Historiquement les communistes ont remporté des victoires chaque fois qu’ils ont identifié le combat de classe et le combat national en une synergie qui mobilise au-delà des éléments d’avant-garde, ce qui est la condition de la réalisation d’un vaste front populaire sur des bases de classe et donc  victorieux. Il suffit de se souvenir de la manière dont le PCF est devenu le premier parti dans la classe ouvrière puis dans la nation quand, sous le Front populaire et pendant la Résistance, il a uni la Marseillaise à l’Internationale, le drapeau tricolore de la Révolution française au drapeau rouge frappé des outils de la Révolution d’Octobre.

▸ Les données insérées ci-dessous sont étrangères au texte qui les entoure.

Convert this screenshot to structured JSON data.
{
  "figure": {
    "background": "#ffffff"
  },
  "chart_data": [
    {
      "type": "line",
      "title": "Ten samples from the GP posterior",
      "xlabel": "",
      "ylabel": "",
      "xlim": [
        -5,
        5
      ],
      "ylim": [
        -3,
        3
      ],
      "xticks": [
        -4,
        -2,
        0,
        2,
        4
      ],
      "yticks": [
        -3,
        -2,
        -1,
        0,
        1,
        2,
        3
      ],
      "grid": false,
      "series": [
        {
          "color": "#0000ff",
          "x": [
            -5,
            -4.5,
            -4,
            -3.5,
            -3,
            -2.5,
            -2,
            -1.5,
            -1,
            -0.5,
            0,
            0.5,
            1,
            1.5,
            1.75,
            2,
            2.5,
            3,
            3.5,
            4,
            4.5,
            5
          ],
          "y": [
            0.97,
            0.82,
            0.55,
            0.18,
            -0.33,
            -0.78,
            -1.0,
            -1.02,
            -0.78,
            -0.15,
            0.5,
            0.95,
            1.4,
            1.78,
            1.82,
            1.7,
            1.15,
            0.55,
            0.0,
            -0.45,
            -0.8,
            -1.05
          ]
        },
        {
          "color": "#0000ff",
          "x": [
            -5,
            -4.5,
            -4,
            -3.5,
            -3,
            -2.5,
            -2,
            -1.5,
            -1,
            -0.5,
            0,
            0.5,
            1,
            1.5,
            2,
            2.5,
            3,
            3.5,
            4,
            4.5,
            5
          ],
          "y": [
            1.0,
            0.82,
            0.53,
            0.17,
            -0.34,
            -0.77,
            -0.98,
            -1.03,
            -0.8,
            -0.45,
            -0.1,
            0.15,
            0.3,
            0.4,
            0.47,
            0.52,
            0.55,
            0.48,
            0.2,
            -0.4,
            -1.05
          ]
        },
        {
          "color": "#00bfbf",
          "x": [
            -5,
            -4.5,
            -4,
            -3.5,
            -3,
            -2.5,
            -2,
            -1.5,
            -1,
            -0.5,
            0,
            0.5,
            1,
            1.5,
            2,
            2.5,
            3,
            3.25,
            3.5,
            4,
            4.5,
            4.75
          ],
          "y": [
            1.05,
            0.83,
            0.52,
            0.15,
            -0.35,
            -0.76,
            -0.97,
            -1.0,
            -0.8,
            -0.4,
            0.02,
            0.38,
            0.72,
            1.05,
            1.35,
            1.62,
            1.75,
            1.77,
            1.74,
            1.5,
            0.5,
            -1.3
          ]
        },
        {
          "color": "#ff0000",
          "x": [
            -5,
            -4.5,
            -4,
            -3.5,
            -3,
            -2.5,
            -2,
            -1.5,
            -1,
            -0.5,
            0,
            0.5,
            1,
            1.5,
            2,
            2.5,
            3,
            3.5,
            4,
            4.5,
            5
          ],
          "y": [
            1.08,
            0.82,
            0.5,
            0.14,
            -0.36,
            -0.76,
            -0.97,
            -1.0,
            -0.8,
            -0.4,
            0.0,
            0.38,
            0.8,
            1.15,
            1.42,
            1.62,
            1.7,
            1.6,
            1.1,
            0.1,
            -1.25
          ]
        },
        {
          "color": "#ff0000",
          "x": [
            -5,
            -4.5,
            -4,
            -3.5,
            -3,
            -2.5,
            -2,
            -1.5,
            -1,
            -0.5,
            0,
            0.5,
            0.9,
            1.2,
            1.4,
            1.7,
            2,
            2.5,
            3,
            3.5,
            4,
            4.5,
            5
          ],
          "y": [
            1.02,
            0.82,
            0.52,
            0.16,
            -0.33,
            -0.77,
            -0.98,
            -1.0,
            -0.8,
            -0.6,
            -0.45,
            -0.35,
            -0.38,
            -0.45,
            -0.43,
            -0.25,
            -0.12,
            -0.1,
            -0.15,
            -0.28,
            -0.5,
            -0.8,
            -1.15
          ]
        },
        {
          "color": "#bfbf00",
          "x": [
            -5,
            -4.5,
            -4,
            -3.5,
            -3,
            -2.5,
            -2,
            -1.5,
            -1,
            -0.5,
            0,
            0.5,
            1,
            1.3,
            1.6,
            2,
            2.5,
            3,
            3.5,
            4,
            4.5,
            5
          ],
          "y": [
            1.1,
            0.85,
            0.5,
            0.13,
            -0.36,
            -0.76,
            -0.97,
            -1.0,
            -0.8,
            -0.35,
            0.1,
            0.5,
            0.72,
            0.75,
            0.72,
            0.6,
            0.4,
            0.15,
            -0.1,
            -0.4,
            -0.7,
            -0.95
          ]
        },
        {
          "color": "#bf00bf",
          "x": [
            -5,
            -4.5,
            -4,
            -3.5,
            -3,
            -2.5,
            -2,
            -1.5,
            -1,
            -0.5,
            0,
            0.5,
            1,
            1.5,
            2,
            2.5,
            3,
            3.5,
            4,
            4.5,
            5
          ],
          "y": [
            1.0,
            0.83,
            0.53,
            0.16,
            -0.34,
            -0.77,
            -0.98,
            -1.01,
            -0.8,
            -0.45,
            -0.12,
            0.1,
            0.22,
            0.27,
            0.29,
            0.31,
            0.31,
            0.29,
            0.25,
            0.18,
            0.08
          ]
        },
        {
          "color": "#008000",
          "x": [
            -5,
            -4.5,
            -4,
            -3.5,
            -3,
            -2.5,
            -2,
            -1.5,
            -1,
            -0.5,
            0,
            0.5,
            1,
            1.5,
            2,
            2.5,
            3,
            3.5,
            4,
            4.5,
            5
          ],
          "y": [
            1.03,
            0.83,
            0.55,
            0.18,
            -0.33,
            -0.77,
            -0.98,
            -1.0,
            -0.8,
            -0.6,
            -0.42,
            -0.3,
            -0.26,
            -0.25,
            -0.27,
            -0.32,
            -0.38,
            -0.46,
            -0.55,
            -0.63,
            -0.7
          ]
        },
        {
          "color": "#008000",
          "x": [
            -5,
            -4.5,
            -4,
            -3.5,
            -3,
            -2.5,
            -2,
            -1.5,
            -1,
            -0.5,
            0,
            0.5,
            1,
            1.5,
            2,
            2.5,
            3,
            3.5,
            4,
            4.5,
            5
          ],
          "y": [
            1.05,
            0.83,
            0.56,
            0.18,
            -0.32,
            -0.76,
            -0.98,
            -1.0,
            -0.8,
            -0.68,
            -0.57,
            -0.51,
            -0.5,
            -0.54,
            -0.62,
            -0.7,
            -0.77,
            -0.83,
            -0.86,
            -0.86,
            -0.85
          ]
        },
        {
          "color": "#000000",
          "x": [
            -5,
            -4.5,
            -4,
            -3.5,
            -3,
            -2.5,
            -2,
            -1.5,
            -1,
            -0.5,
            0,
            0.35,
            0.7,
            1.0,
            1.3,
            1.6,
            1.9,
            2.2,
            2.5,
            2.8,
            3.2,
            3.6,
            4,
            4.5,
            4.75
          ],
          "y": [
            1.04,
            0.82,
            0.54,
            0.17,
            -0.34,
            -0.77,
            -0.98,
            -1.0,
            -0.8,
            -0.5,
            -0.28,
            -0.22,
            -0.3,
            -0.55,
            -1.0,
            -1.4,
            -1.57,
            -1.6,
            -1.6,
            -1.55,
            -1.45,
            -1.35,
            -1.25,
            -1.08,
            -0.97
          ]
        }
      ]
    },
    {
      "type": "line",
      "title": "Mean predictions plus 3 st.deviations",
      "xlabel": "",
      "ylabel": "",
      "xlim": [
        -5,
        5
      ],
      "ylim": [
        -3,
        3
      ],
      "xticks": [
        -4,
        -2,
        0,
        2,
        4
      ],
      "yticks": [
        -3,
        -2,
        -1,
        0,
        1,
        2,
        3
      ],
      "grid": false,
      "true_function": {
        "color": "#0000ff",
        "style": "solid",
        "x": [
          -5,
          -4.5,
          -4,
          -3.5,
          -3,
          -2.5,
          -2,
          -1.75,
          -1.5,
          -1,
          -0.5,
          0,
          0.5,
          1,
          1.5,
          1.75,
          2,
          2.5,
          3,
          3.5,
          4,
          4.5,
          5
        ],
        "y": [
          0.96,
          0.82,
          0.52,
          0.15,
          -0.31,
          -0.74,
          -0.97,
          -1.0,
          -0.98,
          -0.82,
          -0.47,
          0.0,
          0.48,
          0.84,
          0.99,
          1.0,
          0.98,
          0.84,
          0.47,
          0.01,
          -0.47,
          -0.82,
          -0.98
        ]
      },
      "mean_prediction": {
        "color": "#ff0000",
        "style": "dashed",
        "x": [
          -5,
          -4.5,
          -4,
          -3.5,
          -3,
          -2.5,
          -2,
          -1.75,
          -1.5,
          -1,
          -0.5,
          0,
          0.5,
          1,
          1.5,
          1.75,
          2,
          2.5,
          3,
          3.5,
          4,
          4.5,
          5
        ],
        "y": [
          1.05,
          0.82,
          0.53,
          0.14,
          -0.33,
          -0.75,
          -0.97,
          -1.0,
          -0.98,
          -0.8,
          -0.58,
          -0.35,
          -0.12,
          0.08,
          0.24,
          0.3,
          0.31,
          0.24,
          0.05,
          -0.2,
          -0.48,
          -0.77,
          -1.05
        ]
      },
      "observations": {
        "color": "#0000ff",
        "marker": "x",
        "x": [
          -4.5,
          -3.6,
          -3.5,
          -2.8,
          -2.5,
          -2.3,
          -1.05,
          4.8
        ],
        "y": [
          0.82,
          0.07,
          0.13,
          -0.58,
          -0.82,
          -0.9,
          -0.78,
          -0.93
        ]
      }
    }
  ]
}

La lecture des fondateurs du marxisme-léninisme, mais aussi celle de Thorez, de Duclos, de Politzer, de Staline, de Dimitrov, de Mao, de Ho chi Minh, de Fidel Castro ou de Gramsci, prouve s’il en est besoin la conscience que ces dirigeants communistes avaient de l’importance de ces questions.

L’aiguisement de la lutte des classes est porteur de la question du pouvoir. Or la classe ouvrière doit dans un tel contexte apparaitre pour ce qu’elle est,  la classe nationale à venir, celle qui en défendant ses intérêts est porteuse des intérêts et de la souveraineté du peuple et de la nation, la classe dirigeante de la société démocratique et socialiste à venir. Le léninisme, ce n’est pas de craindre les larges alliances patriotiques, ni de se mettre à la remorque de la bourgeoisie nationale, c’est pour la classe ouvrière de prendre la tête de l’alliance patriotique et progressiste contre l’UE et contre ses « collabos » nationaux, c’est de DIRIGER cette alliance en l’orientant vers le socialisme. Car à notre époque où l’oligarchie capitaliste est fanatiquement partisane de la dissolution de la France dans l’empire euro-atlantique du capital (capitales Bruxelles et Francfort), sortir la France de l’UE sur des bases progressistes, en prenant appui sur les bases de principes fédératrices du CNR, c’est nécessairement affronter le grand capital et marcher à la rupture avec le capitalisme, seule manière actuellement de reprendre la lutte révolutionnaire pour le socialisme sur des bases de classe et de masse.

Abandonner les intérêts de classe ou abandonner l’intérêt national à d’autres c’est permettre à l’ennemi de classe de se constituer une base de masse populaire. C’est donc une erreur opportuniste grave.

Le déploiement du capital au sein de l’UE et la condamnation absolue de celle-ci par les vrais communistes confirment la pertinence de notre analyse : nous ne devons pas nous tromper d’époque et sous-estimer la dimension nationale du combat de classe. Dimension qui est la contribution la plus puissante que l’on puisse apporter au combat internationaliste des communistes d’Europe et du monde.